Bereits anlässlich der Pfingstfeiertage des Jahres 1919 war es in Hermannstadt vom 8. bis 10. Juni jenes Jahres zu einem Treffen von Vertretern aller deutschen Minderheitengruppen in Großrumänien, mit Ausnahme der Bessarabien-Deutschen, gekommen. Bei dieser Gelegenheit wurde die Gründung des „Verbandes der Deutschen in Großrumänien“ beschlossen. In der Hauptversammlung des Verbandes, die am 18. September 1921 in Czernowitz stattfand, wurden dessen Satzungen verabschiedet. Deren erster Paragraph lautet wie folgt: „Das Deutschtum Großromäniens bildet eine einheitliche Nation, deren rechtliche Stellung durch Gesetz zu umschreiben ist. Bis zur Schaffung dieses Gesetzes schließt sich das Deutschtum Großromäniens in dem ‚Verband der Deutschen in Großromänien‘ zusammen.“
Soweit unser Rückblick auf die Vorstellungen von der Zukunft der deutschen Siedlungsgruppen in Rumänien, wie sie vor 100 Jahren formuliert wurden. Und wo stehen wir heute? Das 20. Jahrhundert hat der Gemeinschaft der rumänischen Staatsbürger deutscher Volkszugehörigkeit arg zugesetzt. Krieg und Kriegsfolgen, Deportationen ins Ausland (Sowjetunion) und im Inland (Bărăgan), Enteignungen, die kommunistische Homogenisierungspolitik in Gesellschaft, Wirtschaft und Kultur, die Auswanderungslawine sind wohl die wichtigsten Stichworte, die die krasse Diskrepanz zwischen den Zukunftsvorstellungen von 1918 und der Gegenwart des Jahres 2018 kennzeichnen. Ein Minderheitenschutzgesetz konnte – es sind bald drei Jahrzehnte seit dem Sturz der kommunistischen Diktatur vergangen – noch immer nicht verabschiedet werden.

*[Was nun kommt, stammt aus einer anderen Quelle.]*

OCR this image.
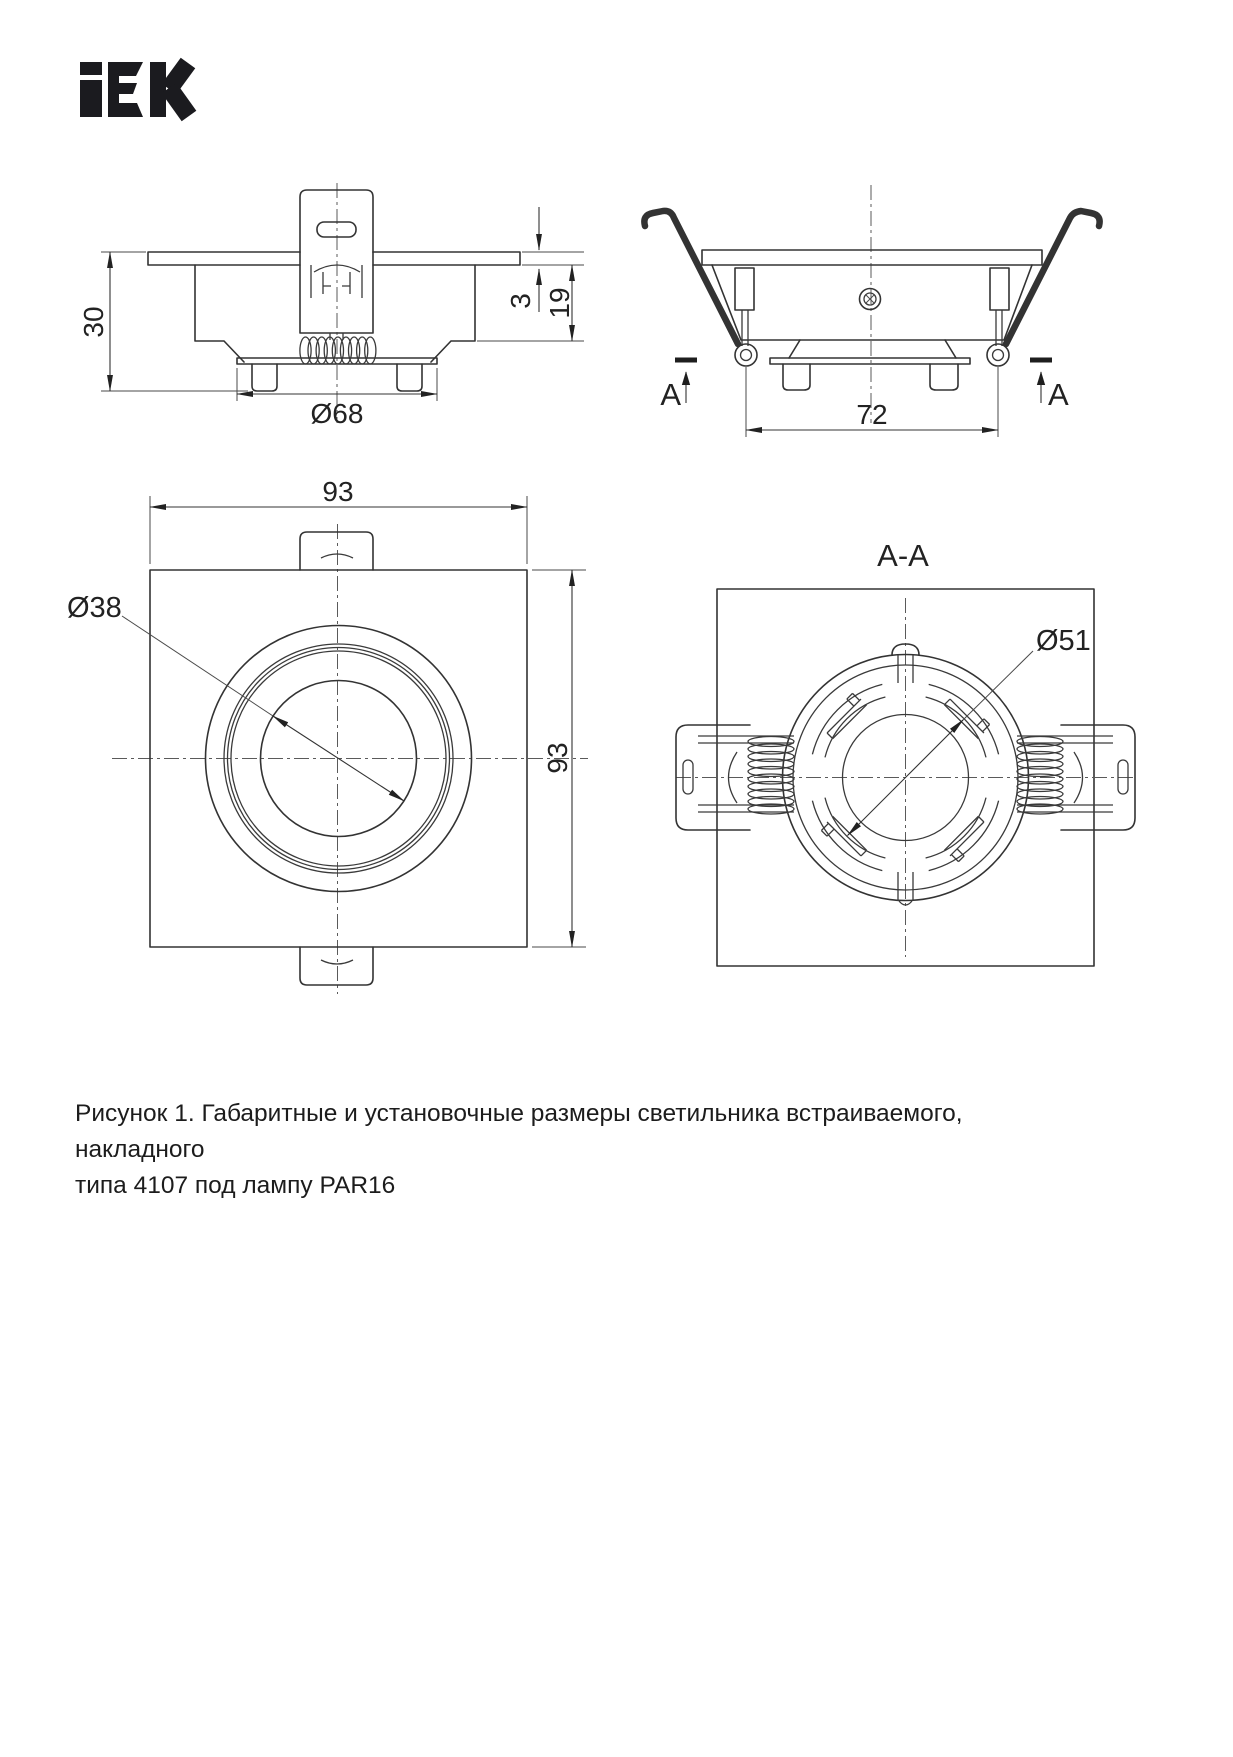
30
3 19
Ø68
A	A
72
Ø38
93
93
A-A
Ø51
Рисунок 1. Габаритные и установочные размеры светильника встраиваемого, накладного
типа 4107 под лампу PAR16
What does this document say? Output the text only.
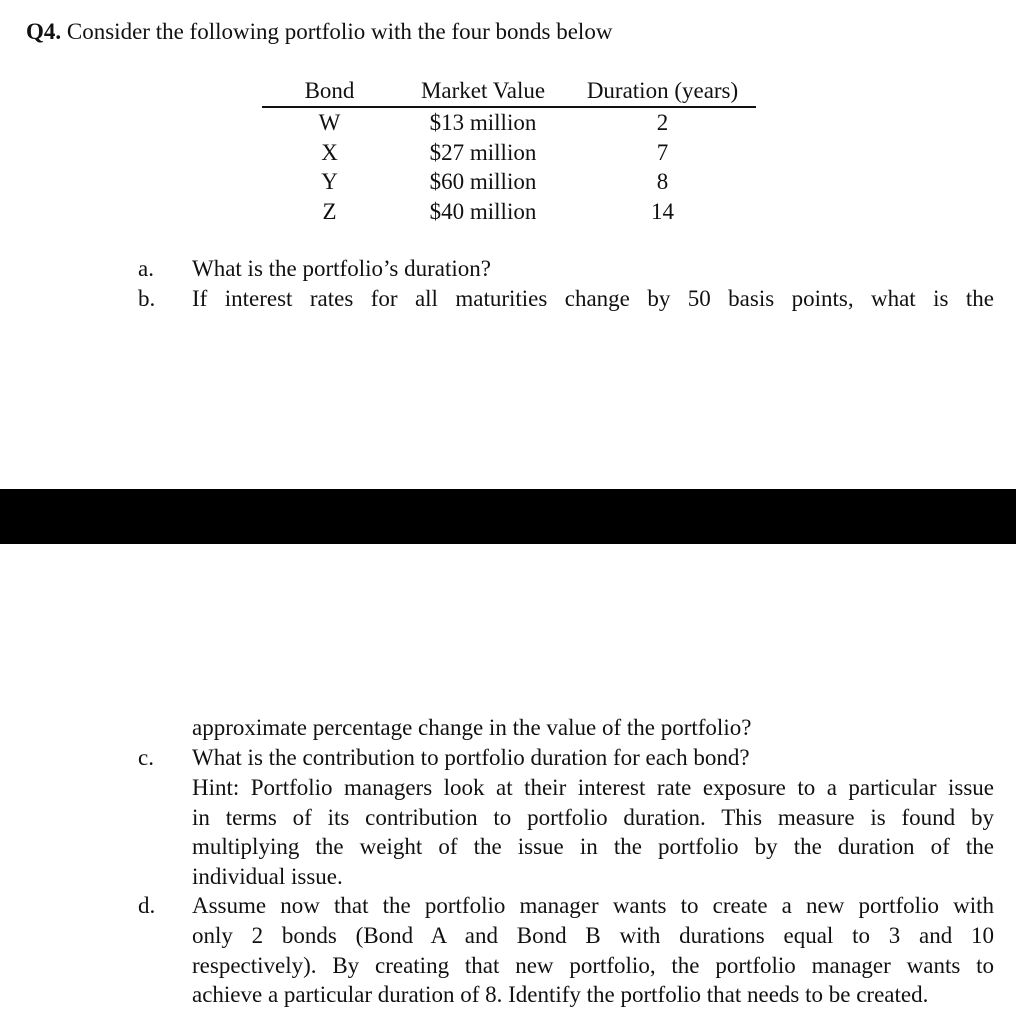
Q4. Consider the following portfolio with the four bonds below
Bond	Market Value	Duration (years)
W	$13 million	2
X	$27 million	7
Y	$60 million	8
Z	$40 million	14
a. What is the portfolio’s duration?
b. If interest rates for all maturities change by 50 basis points, what is the
approximate percentage change in the value of the portfolio?
c. What is the contribution to portfolio duration for each bond?
Hint: Portfolio managers look at their interest rate exposure to a particular issue
in terms of its contribution to portfolio duration. This measure is found by
multiplying the weight of the issue in the portfolio by the duration of the
individual issue.
d. Assume now that the portfolio manager wants to create a new portfolio with
only 2 bonds (Bond A and Bond B with durations equal to 3 and 10
respectively). By creating that new portfolio, the portfolio manager wants to
achieve a particular duration of 8. Identify the portfolio that needs to be created.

Der offizielle Diskurs ignoriert beharrlich das kollektive Selbstbewusstsein der autochthonen nationalen Minderheiten, die im Laufe der Jahrhunderte einen maßgeblichen Beitrag zur wirtschaftlichen, sozialen und kulturellen Entwicklung unseres Landes erbracht haben. „Rumänien gehört allen Rumänen! Obwohl verschieden, sind wir alle Rumänen und wollen gemeinsam den Weg weitergehen in einem Land, das sich die gemeinsamen europäischen Prinzipien und Werte zu eigen gemacht hat und diese respektiert“, sagte beispielsweise der Staatspräsident in einer Ansprache am 9. Oktober d. J., anlässlich einer Ordensverleihung an Überlebende des Holocaust (vgl. auch ADZ, 11.10.2018, S. 1). Das Mindeste, was sich der Verfasser dieser Zeilen in seiner Eigenschaft als rumänischer Staatsbürger deutscher Volkszugehörigkeit angesichts derartiger Äußerungen anlässlich der Hundert-Jahr-Feier der Vereinigung Siebenbürgens mit Rumänien wünscht, ist die Beachtung der Verschiedenheit, der Respekt vor dem Unterschied zwischen „Rumäne“ und „rumänischer Staatsbürger“. Andernfalls könnte geschlussfolgert werden, dass Ceaușescus Homogenisierungspolitik doch noch erfolgreich war. Und das schneller, als Ceaușescu sich das vermutlich selber vorgestellt hatte…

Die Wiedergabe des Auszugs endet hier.